- Born: Rozette Lopes-Dias September 19, 1921 Amsterdam, Netherlands
- Died: June 27, 2010 (aged 88) Shreveport, Louisiana, US
- Occupation(s): Holocaust activist, Seamstress
- Spouses: Moses Lezer (died in concentration camp); Louis Van Thyn (married 1946–2008, his death);
- Children: 2

= Rose Van Thyn =

Dutch Holocaust survivor

Rozette Lopes-Dias Van Thyn (September 19, 1921 – June 27, 2010), known as Rose Van Thyn, was a Holocaust survivor of the Auschwitz concentration camp during World War II in Poland. She became a naturalized United States citizen residing in Shreveport, Louisiana. In addition to raising a family and working as a professional seamstress, she was active for forty years as a Holocaust educator. She spoke to thousands of children in Shreveport and as an academic fellow to college students about her experiences during the Holocaust.

== Biography ==
Van Thyn was born in Amsterdam in 1921. She originally attended Free University of Amsterdam, until she had to quit and start working in a factory. She and her family were Jewish. In 1942, when the Nazis occupied Amsterdam, her sister and brother-in-law were taken by German soldiers and then her father and first husband. Finally, Van Thyn and her mother were taken to Auschwitz, where Van Thyn was assigned inmate number 62511. They were placed on railroad cattle cars with nearly one hundred other people for three days with the men separated from the women. At Auschwitz, she underwent medical experiments, all performed without sedatives. She was one of two medical-experiment victims of Carl Clauberg's sterilization experiment who was interviewed in 2005 about the program. She lived in Block 10 of Auschwitz for two years. Later she was dispatched to Ravensbrueck and survived a "death march" at the end of the war. She was liberated by American soldiers on April 26, 1945.

Upon liberation Van Thyn discovered that both parents, a sister, and her husband, Mozes Lezer, were killed in the death camps. After she returned to the Netherlands, she met fellow survivor Louis Van Thyn, whose first wife was murdered in the Holocaust. Rose and Louis married in Amsterdam in 1946. The Van Thyns had a son and a daughter. The Van Thyns' 1956 immigration to the United States was sponsored by the Shreveport Jewish Federation and the family of Abe Gilbert. Van Thyn became a United States citizen in 1961.

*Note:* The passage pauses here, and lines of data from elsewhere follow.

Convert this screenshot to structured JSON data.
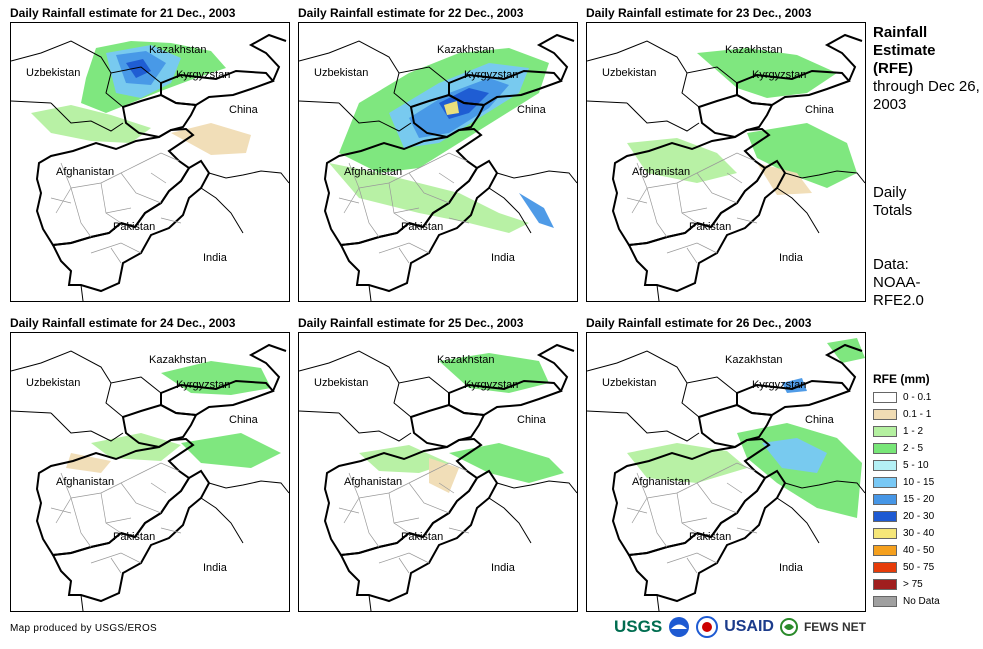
{
  "panels": [
    {
      "title": "Daily Rainfall estimate for 21 Dec., 2003",
      "rain": "d21"
    },
    {
      "title": "Daily Rainfall estimate for 22 Dec., 2003",
      "rain": "d22"
    },
    {
      "title": "Daily Rainfall estimate for 23 Dec., 2003",
      "rain": "d23"
    },
    {
      "title": "Daily Rainfall estimate for 24 Dec., 2003",
      "rain": "d24"
    },
    {
      "title": "Daily Rainfall estimate for 25 Dec., 2003",
      "rain": "d25"
    },
    {
      "title": "Daily Rainfall estimate for 26 Dec., 2003",
      "rain": "d26"
    }
  ],
  "map_labels": {
    "kazakhstan": "Kazakhstan",
    "uzbekistan": "Uzbekistan",
    "kyrgyzstan": "Kyrgyzstan",
    "china": "China",
    "afghanistan": "Afghanistan",
    "pakistan": "Pakistan",
    "india": "India"
  },
  "side": {
    "title_bold": "Rainfall Estimate (RFE)",
    "title_rest": "through Dec 26, 2003",
    "daily": "Daily Totals",
    "data": "Data: NOAA-RFE2.0"
  },
  "legend": {
    "title": "RFE (mm)",
    "items": [
      {
        "label": "0 - 0.1",
        "color": "#ffffff"
      },
      {
        "label": "0.1 - 1",
        "color": "#f0dcb4"
      },
      {
        "label": "1 - 2",
        "color": "#b4f0a0"
      },
      {
        "label": "2 - 5",
        "color": "#78e678"
      },
      {
        "label": "5 - 10",
        "color": "#b4f0f5"
      },
      {
        "label": "10 - 15",
        "color": "#78c8f5"
      },
      {
        "label": "15 - 20",
        "color": "#4696e6"
      },
      {
        "label": "20 - 30",
        "color": "#1e5ad2"
      },
      {
        "label": "30 - 40",
        "color": "#f5e678"
      },
      {
        "label": "40 - 50",
        "color": "#f5a01e"
      },
      {
        "label": "50 - 75",
        "color": "#e63c0a"
      },
      {
        "label": "> 75",
        "color": "#a01e1e"
      },
      {
        "label": "No Data",
        "color": "#a0a0a0"
      }
    ]
  },
  "credit": "Map produced by USGS/EROS",
  "logos": {
    "usgs": "USGS",
    "usaid": "USAID",
    "fews": "FEWS NET"
  }
}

A homemaker and professional seamstress, she was also active as a Holocaust educator for over three decades, wanting to tell her story to the world. She related her life story to civic groups, churches, and schools throughout northern Louisiana. She also spoke as an Attaway Fellow in Civic Culture to Centenary College students. During the 1990 election for a United States Senator from Louisiana she criticized Republican candidate David Duke who was then a State Representative and also a former Grand Wizard of the Ku Klux Klan, comparing him to Adolf Hitler.

In 2002, she was awarded an honorary Doctor of Humane Letters at Centenary's 2002 commencement exercises. In 2003, Louis and Rose Van Thyn were recognized for their civic support by the National Conference for Community and Justice, formerly known as the National Conference of Christians and Jews. She also received the Liberty Bell Award from the Shreveport Bar Association.

In 2008, her husband, Louis, died. Van Thyn died on June 27, 2010, at age 88. Shreveport mayor Cedric Glover expressed sorrow on Van Thyn's death: "It is a tremendous loss not just to Shreveport but to the entire world to know that someone who possessed the knowledge and experience and the history that she lived has now passed on."

In 2016, her son, Nico Van Thyn, released an independently published book about his parents' experience, titled Survivors: 62511, 70726: Two Holocaust stories, from Amsterdam to Auschwitz to America.

==Death and legacy==
Centenary College has a Van Thyn Endowed Professorship Chair. Centenary College holds an Annual Rose and Louis Van Thyn Holocaust Lecture Series. An oral history interview with Van Thyn is on file at the United States Holocaust Memorial Museum. Other recordings of some of her speeches are archived by Louisiana State University Shreveport.